Firstly, there was absolutely no need to develop such a program using Love2D, and I was only doing so because I had some libraries built up in it. It is far more practical to simply use a Lua program, parsed by some simple C++.
The protocol is completely accessible to standard UDP libraries (such as LuaSocket, which I used), and is bound to "127.0.0.1:4630".
Upon startup, a Polycode program begins to broadcast pings every second. These pings differ only by a single byte, which counts what number ping it is (not the number of seconds elapsed).
When a print statement is executed, or an error occurs, it is added to a list of packets sent every cycle (one second). These packets are all sent simultaneously, but in order.
print("This is the first print statement.")
print("This is the second print statement.")
After the first three or so pings (the time it takes to initialize the program, at least on my computer), this sequence will be sent every second:
Print Statement 1
Print Statement 2
When an uncaught error occurs, a similar process transpires. Packets will continue being sent, even though program execution has halted, until the application is closed.
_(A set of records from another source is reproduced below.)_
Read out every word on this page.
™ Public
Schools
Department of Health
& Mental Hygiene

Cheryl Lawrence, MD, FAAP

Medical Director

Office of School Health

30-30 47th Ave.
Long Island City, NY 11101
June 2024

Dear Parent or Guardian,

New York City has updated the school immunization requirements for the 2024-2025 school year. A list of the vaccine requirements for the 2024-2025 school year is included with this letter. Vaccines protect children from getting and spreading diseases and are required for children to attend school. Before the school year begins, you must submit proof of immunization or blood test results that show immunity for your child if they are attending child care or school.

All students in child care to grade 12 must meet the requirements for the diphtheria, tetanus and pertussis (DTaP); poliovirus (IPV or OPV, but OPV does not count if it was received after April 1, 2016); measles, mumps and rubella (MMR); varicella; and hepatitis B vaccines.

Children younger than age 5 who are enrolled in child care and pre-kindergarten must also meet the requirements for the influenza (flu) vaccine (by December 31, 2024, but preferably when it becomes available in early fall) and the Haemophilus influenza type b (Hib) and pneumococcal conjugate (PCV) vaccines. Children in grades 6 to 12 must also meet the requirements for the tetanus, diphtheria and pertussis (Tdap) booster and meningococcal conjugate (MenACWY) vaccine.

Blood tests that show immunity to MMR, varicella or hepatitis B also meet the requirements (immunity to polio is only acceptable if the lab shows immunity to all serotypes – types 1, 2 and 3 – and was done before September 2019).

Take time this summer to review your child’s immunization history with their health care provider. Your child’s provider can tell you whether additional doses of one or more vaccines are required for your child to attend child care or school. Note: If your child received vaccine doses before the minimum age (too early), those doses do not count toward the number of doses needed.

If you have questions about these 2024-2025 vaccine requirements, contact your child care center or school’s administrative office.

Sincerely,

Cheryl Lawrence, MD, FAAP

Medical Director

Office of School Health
I have not yet analysed the print statement packets, but my analysis of the error packets follows:
Errors queue two packets: The error and the backtrace.
The error packet contains at least three relevant data points: The line the error occurred on, the message the error returned, and the file the error occurred in. It may also contain the length of the backtrace, but this is unconfirmed.
The line and message are a fixed length from the start of the datagram:
The line number is the twenty-first (21st) byte in the datagram.
The error message starts on the twenty-fifth (25th) byte, and is null-terminated (is immediately followed by a zero byte, which can be used to detect the length of the message).
The file path is a bit trickier. The position of this data within the datagram is variable, so it must be detected by string operations. I used the following line to extract it:
local file = data:match("%g*%.lua")
Where 'data' is the datagram string.
I have not yet analysed any of the rest of the protocol, but I have some additional insights.
As the datagram contains unprintable characters, it cannot be printed. It should instead be passed to a function that translates all unprintable characters to a readable, unique format. This is the function I used:
local function fixstring(str)
local ret = ""
for i=1,str:len() do
local c = str:sub(i,i)
if not c:find("[%w%p]") then
ret = ret.."_"..c:byte().."_"
ret = ret..c
Some errors (such as a 'require' error) will not pass the same text to the debugging protocol as they would to a console output. As a result these errors are entirely uninformative, so I advise finding some way to capture the true error using 'pcall' and/or 'xpcall' (There is also a character limit on the print messages sent to the protocol, so you may need to separate the error into smaller strings.).